After learning about all the destruction this storm caused, these recordings felt important to share as a long-form piece. Anything else wouldn't have given the situation proper agency. Though it doesn't feel great to relive the experience, we do need to talk about these kinds of events. We need to acknowledge how many lives this affected. If we can have the conversation about this event a year later, and bring it into the space of experimental music, this piece has done its job.
I am always questioning what is suitable to accompany the raw field recordings, if anything at all. I really wanted Particularly Dangerous Situation to be a fully field-recorded album, but the material had other plans. I was kindly asked by Halston Bruce and the late Garek Druss to be a part of Dronebath, an ongoing series that asks artists to make a 45-minute piece exploring bass and subsonics. I started composing this piece by arranging the field recording sections, then filling in the gaps with musical elements. The process was to find sounds that fit together while keeping bass as a big part of the palette.

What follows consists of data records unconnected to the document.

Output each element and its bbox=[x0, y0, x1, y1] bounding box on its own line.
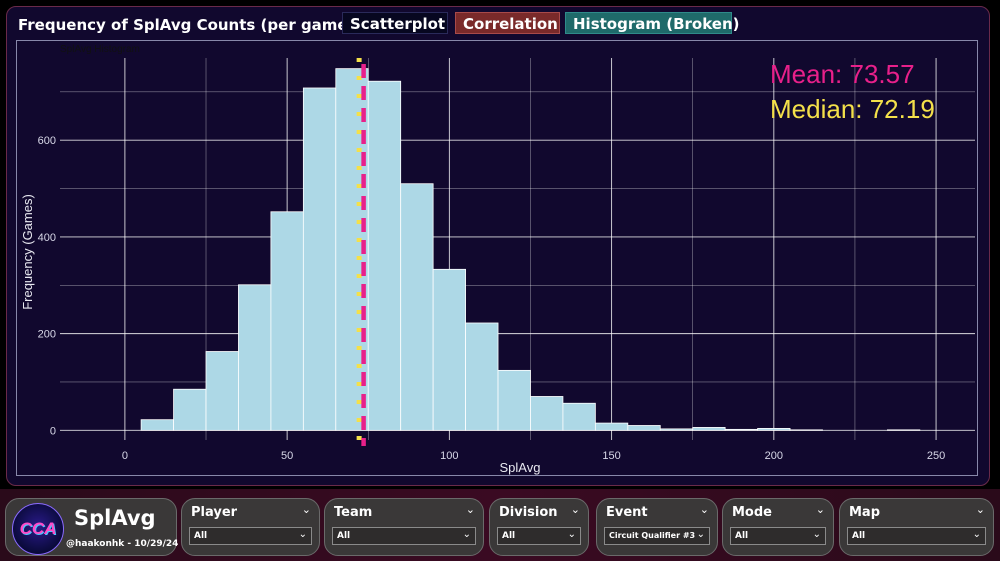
filter-division: Division ⌄ All ⌄ bbox=[489, 498, 589, 556]
map-select[interactable]: All ⌄ bbox=[847, 527, 986, 545]
x-tick-label: 150 bbox=[602, 450, 620, 462]
filter-map: Map ⌄ All ⌄ bbox=[839, 498, 994, 556]
x-tick-label: 200 bbox=[765, 450, 783, 462]
cca-logo: CCA bbox=[12, 503, 64, 555]
player-select[interactable]: All ⌄ bbox=[189, 527, 312, 545]
select-value: All bbox=[502, 531, 516, 541]
chevron-down-icon[interactable]: ⌄ bbox=[976, 503, 985, 516]
division-select[interactable]: All ⌄ bbox=[497, 527, 581, 545]
brand-card: CCA SplAvg @haakonhk - 10/29/24 bbox=[5, 498, 179, 556]
chevron-down-icon: ⌄ bbox=[567, 529, 576, 540]
chevron-down-icon: ⌄ bbox=[812, 529, 821, 540]
chevron-down-icon[interactable]: ⌄ bbox=[816, 503, 825, 516]
histogram-bar bbox=[562, 402, 596, 431]
select-value: All bbox=[852, 531, 866, 541]
histogram-bar bbox=[594, 422, 629, 431]
chevron-down-icon[interactable]: ⌄ bbox=[571, 503, 580, 516]
select-value: All bbox=[194, 531, 208, 541]
median-label: Median: 72.19 bbox=[770, 94, 935, 124]
filter-label: Mode bbox=[732, 505, 772, 520]
chart-subtitle: SplAvg Histogram bbox=[60, 44, 140, 55]
filter-event: Event ⌄ Circuit Qualifier #3 ⌄ bbox=[596, 498, 718, 556]
histogram-bar bbox=[367, 80, 402, 431]
histogram-bar bbox=[497, 369, 531, 431]
histogram-bar bbox=[757, 427, 791, 431]
x-tick-label: 250 bbox=[927, 450, 945, 462]
chevron-down-icon[interactable]: ⌄ bbox=[302, 503, 311, 516]
y-tick-label: 600 bbox=[38, 135, 56, 147]
histogram-bar bbox=[238, 284, 272, 431]
y-tick-label: 200 bbox=[38, 329, 56, 341]
x-axis-label: SplAvg bbox=[500, 460, 541, 475]
histogram-bar bbox=[400, 183, 434, 431]
histogram-bar bbox=[432, 268, 466, 431]
select-value: All bbox=[337, 531, 351, 541]
chevron-down-icon: ⌄ bbox=[462, 529, 471, 540]
histogram-bar bbox=[659, 428, 694, 431]
chevron-down-icon: ⌄ bbox=[298, 529, 307, 540]
y-tick-label: 400 bbox=[38, 232, 56, 244]
histogram-bar bbox=[465, 322, 499, 431]
histogram-bar bbox=[724, 428, 759, 431]
histogram-bar bbox=[173, 388, 207, 431]
filter-team: Team ⌄ All ⌄ bbox=[324, 498, 484, 556]
select-value: Circuit Qualifier #3 bbox=[609, 531, 696, 540]
chevron-down-icon: ⌄ bbox=[972, 529, 981, 540]
histogram-bar bbox=[140, 419, 174, 431]
mode-select[interactable]: All ⌄ bbox=[730, 527, 826, 545]
y-tick-label: 0 bbox=[50, 425, 56, 437]
x-tick-label: 100 bbox=[440, 450, 458, 462]
filter-label: Event bbox=[606, 505, 648, 520]
filter-mode: Mode ⌄ All ⌄ bbox=[722, 498, 834, 556]
chevron-down-icon[interactable]: ⌄ bbox=[700, 503, 709, 516]
logo-text: CCA bbox=[19, 519, 57, 538]
filter-label: Division bbox=[499, 505, 558, 520]
filter-label: Team bbox=[334, 505, 373, 520]
event-select[interactable]: Circuit Qualifier #3 ⌄ bbox=[604, 527, 710, 545]
filter-player: Player ⌄ All ⌄ bbox=[181, 498, 320, 556]
filter-label: Player bbox=[191, 505, 238, 520]
histogram-bar bbox=[692, 427, 726, 431]
y-axis-label: Frequency (Games) bbox=[20, 194, 35, 310]
team-select[interactable]: All ⌄ bbox=[332, 527, 476, 545]
histogram-bar bbox=[270, 211, 304, 431]
chevron-down-icon: ⌄ bbox=[696, 529, 705, 540]
mean-label: Mean: 73.57 bbox=[770, 59, 915, 89]
histogram-bar bbox=[530, 396, 564, 431]
brand-title: SplAvg bbox=[74, 506, 156, 530]
histogram-chart: 0 50 100 150 200 250 0 200 400 600 SplAvg Histogr… bbox=[20, 44, 975, 475]
x-tick-label: 50 bbox=[281, 450, 293, 462]
chevron-down-icon[interactable]: ⌄ bbox=[466, 503, 475, 516]
histogram-bar bbox=[627, 425, 661, 431]
histogram-bar bbox=[302, 87, 337, 431]
select-value: All bbox=[735, 531, 749, 541]
brand-subtitle: @haakonhk - 10/29/24 bbox=[66, 539, 179, 549]
filter-label: Map bbox=[849, 505, 881, 520]
histogram-bar bbox=[205, 351, 239, 431]
x-tick-label: 0 bbox=[122, 450, 128, 462]
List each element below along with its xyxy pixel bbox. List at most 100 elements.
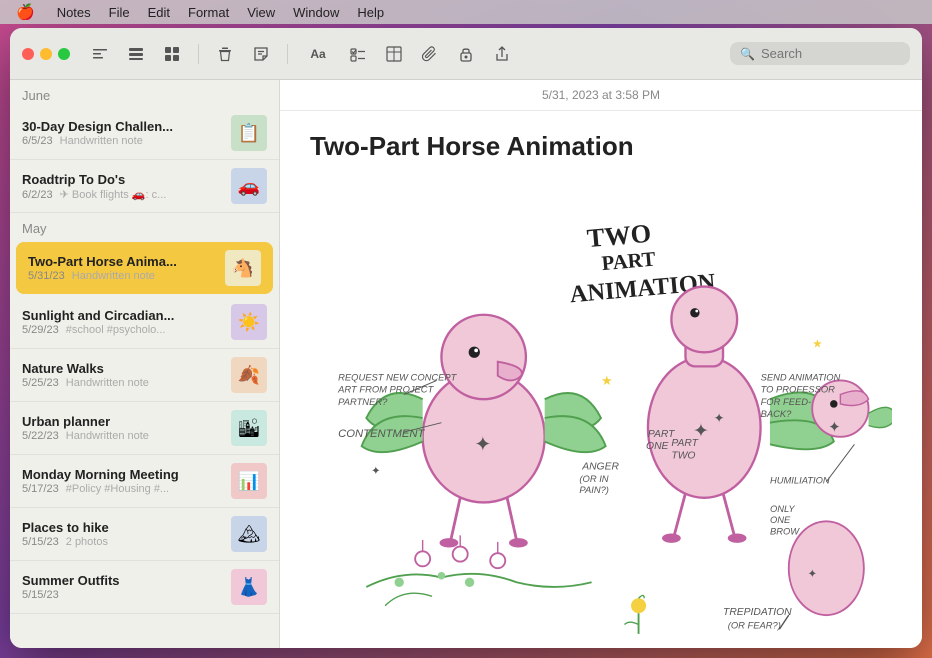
- new-note-icon: [253, 46, 269, 62]
- note-date: 5/25/23: [22, 377, 59, 389]
- maximize-button[interactable]: [58, 48, 70, 60]
- svg-text:✦: ✦: [808, 569, 817, 581]
- menu-notes[interactable]: Notes: [49, 3, 99, 22]
- menu-view[interactable]: View: [239, 3, 283, 22]
- delete-button[interactable]: [211, 40, 239, 68]
- note-title: Summer Outfits: [22, 573, 221, 588]
- new-note-button[interactable]: [247, 40, 275, 68]
- sidebar-icon: [92, 46, 108, 62]
- svg-text:PART: PART: [601, 249, 657, 276]
- note-date: 5/17/23: [22, 483, 59, 495]
- list-item[interactable]: Monday Morning Meeting 5/17/23 #Policy #…: [10, 455, 279, 508]
- menu-file[interactable]: File: [101, 3, 138, 22]
- svg-text:(OR FEAR?): (OR FEAR?): [728, 620, 781, 630]
- svg-text:PAIN?): PAIN?): [579, 485, 609, 495]
- note-thumbnail: 🏔: [231, 516, 267, 552]
- note-meta: 5/25/23 Handwritten note: [22, 377, 221, 389]
- close-button[interactable]: [22, 48, 34, 60]
- notes-window: Aa: [10, 28, 922, 648]
- menu-window[interactable]: Window: [285, 3, 347, 22]
- note-meta: 5/17/23 #Policy #Housing #...: [22, 483, 221, 495]
- note-title: Roadtrip To Do's: [22, 172, 221, 187]
- note-preview: ✈ Book flights 🚗: c...: [60, 189, 167, 201]
- search-input[interactable]: [761, 46, 900, 61]
- checklist-button[interactable]: [344, 40, 372, 68]
- note-title: Two-Part Horse Anima...: [28, 254, 215, 269]
- note-timestamp: 5/31, 2023 at 3:58 PM: [280, 80, 922, 111]
- note-text: Sunlight and Circadian... 5/29/23 #schoo…: [22, 308, 221, 336]
- note-preview: Handwritten note: [72, 270, 155, 282]
- menu-format[interactable]: Format: [180, 3, 237, 22]
- note-preview: #Policy #Housing #...: [66, 483, 169, 495]
- attachment-icon: [422, 46, 438, 62]
- apple-menu[interactable]: 🍎: [8, 1, 43, 23]
- svg-text:★: ★: [812, 339, 822, 351]
- sidebar-toggle-button[interactable]: [86, 40, 114, 68]
- list-item[interactable]: 30-Day Design Challen... 6/5/23 Handwrit…: [10, 107, 279, 160]
- note-body[interactable]: Two-Part Horse Animation TWO PART ANIMAT…: [280, 111, 922, 648]
- may-section-label: May: [10, 213, 279, 240]
- list-view-button[interactable]: [122, 40, 150, 68]
- note-title: Monday Morning Meeting: [22, 467, 221, 482]
- gallery-view-button[interactable]: [158, 40, 186, 68]
- notes-list: June 30-Day Design Challen... 6/5/23 Han…: [10, 80, 279, 648]
- list-item[interactable]: Roadtrip To Do's 6/2/23 ✈ Book flights 🚗…: [10, 160, 279, 213]
- note-text: Roadtrip To Do's 6/2/23 ✈ Book flights 🚗…: [22, 172, 221, 201]
- svg-text:✦: ✦: [828, 419, 841, 436]
- note-preview: Handwritten note: [66, 430, 149, 442]
- minimize-button[interactable]: [40, 48, 52, 60]
- note-meta: 5/29/23 #school #psycholo...: [22, 324, 221, 336]
- table-button[interactable]: [380, 40, 408, 68]
- note-meta: 5/15/23: [22, 589, 221, 601]
- svg-text:TO PROFESSOR: TO PROFESSOR: [761, 385, 836, 395]
- note-preview: 2 photos: [66, 536, 108, 548]
- note-date: 5/29/23: [22, 324, 59, 336]
- note-text: Nature Walks 5/25/23 Handwritten note: [22, 361, 221, 389]
- trash-icon: [217, 46, 233, 62]
- svg-text:✦: ✦: [371, 465, 380, 477]
- share-button[interactable]: [488, 40, 516, 68]
- separator-2: [287, 44, 288, 64]
- note-title: Nature Walks: [22, 361, 221, 376]
- menu-help[interactable]: Help: [349, 3, 392, 22]
- list-item[interactable]: Urban planner 5/22/23 Handwritten note 🏙: [10, 402, 279, 455]
- svg-text:ART FROM PROJECT: ART FROM PROJECT: [337, 385, 434, 395]
- svg-text:ANGER: ANGER: [581, 462, 619, 473]
- main-area: June 30-Day Design Challen... 6/5/23 Han…: [10, 80, 922, 648]
- svg-text:ONLY: ONLY: [770, 504, 795, 514]
- note-preview: Handwritten note: [60, 135, 143, 147]
- note-thumbnail: 🐴: [225, 250, 261, 286]
- note-date: 6/2/23: [22, 189, 53, 201]
- note-title: Sunlight and Circadian...: [22, 308, 221, 323]
- toolbar: Aa: [10, 28, 922, 80]
- gallery-view-icon: [164, 46, 180, 62]
- note-thumbnail: ☀️: [231, 304, 267, 340]
- note-date: 5/15/23: [22, 589, 59, 601]
- menu-edit[interactable]: Edit: [140, 3, 178, 22]
- svg-text:✦: ✦: [714, 411, 725, 426]
- note-text: Summer Outfits 5/15/23: [22, 573, 221, 601]
- svg-text:FOR FEED-: FOR FEED-: [761, 397, 812, 407]
- lock-button[interactable]: [452, 40, 480, 68]
- svg-text:TWO: TWO: [586, 219, 653, 253]
- svg-text:TWO: TWO: [671, 450, 695, 461]
- note-text: 30-Day Design Challen... 6/5/23 Handwrit…: [22, 119, 221, 147]
- list-item[interactable]: Sunlight and Circadian... 5/29/23 #schoo…: [10, 296, 279, 349]
- note-date: 5/31/23: [28, 270, 65, 282]
- note-date: 6/5/23: [22, 135, 53, 147]
- list-item[interactable]: Two-Part Horse Anima... 5/31/23 Handwrit…: [16, 242, 273, 294]
- format-aa-button[interactable]: Aa: [300, 40, 336, 68]
- attachment-button[interactable]: [416, 40, 444, 68]
- note-meta: 6/2/23 ✈ Book flights 🚗: c...: [22, 188, 221, 201]
- table-icon: [386, 46, 402, 62]
- note-thumbnail: 📋: [231, 115, 267, 151]
- june-section-label: June: [10, 80, 279, 107]
- note-title: Urban planner: [22, 414, 221, 429]
- sidebar: June 30-Day Design Challen... 6/5/23 Han…: [10, 80, 280, 648]
- note-title: Places to hike: [22, 520, 221, 535]
- list-item[interactable]: Places to hike 5/15/23 2 photos 🏔: [10, 508, 279, 561]
- sketch-svg: TWO PART ANIMATION: [310, 178, 892, 648]
- list-item[interactable]: Nature Walks 5/25/23 Handwritten note 🍂: [10, 349, 279, 402]
- svg-text:BROW: BROW: [770, 526, 800, 536]
- list-item[interactable]: Summer Outfits 5/15/23 👗: [10, 561, 279, 614]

The musical elements came together through a lot of trial and error, inputting different sounds from soft synths to the tape loop, and seeing how each track communicated and what arcs emerged from these sounds. Sometimes these tape loops break during the process, and it's back to the beginning with a new loop. Sometimes it's listening to a drone for a while and finally finding what comes next. It's very in-the-moment and based on feelings at the time.
Every chance I get, I love mentioning Lucien Castaing-Taylor and Véréna Paravel's 2022 film De Humani Corporis Fabrica. It's a piece of ethnographic cinema that explores human anatomy through surgeries and autopsies at several French hospitals, without narration or interviews. Filmed completely as direct cinema on tiny lipstick cameras, the viewer is constantly living in the moment and shifting to new places. Sometimes the subjects are very abstracted, and other scenes are extremely close and intimate. I really can't think of another film that gives a visceral experience quite like this one. Castaing-Taylor and Paravel have an equally disorienting, experiential film, Leviathan, about the North American fishing industry, shot entirely on GoPros, flung into the ocean, and strapped to people or poles on the ship. Ethnographic cinema continues to have a profound influence on my work, especially on Particularly Dangerous Situation.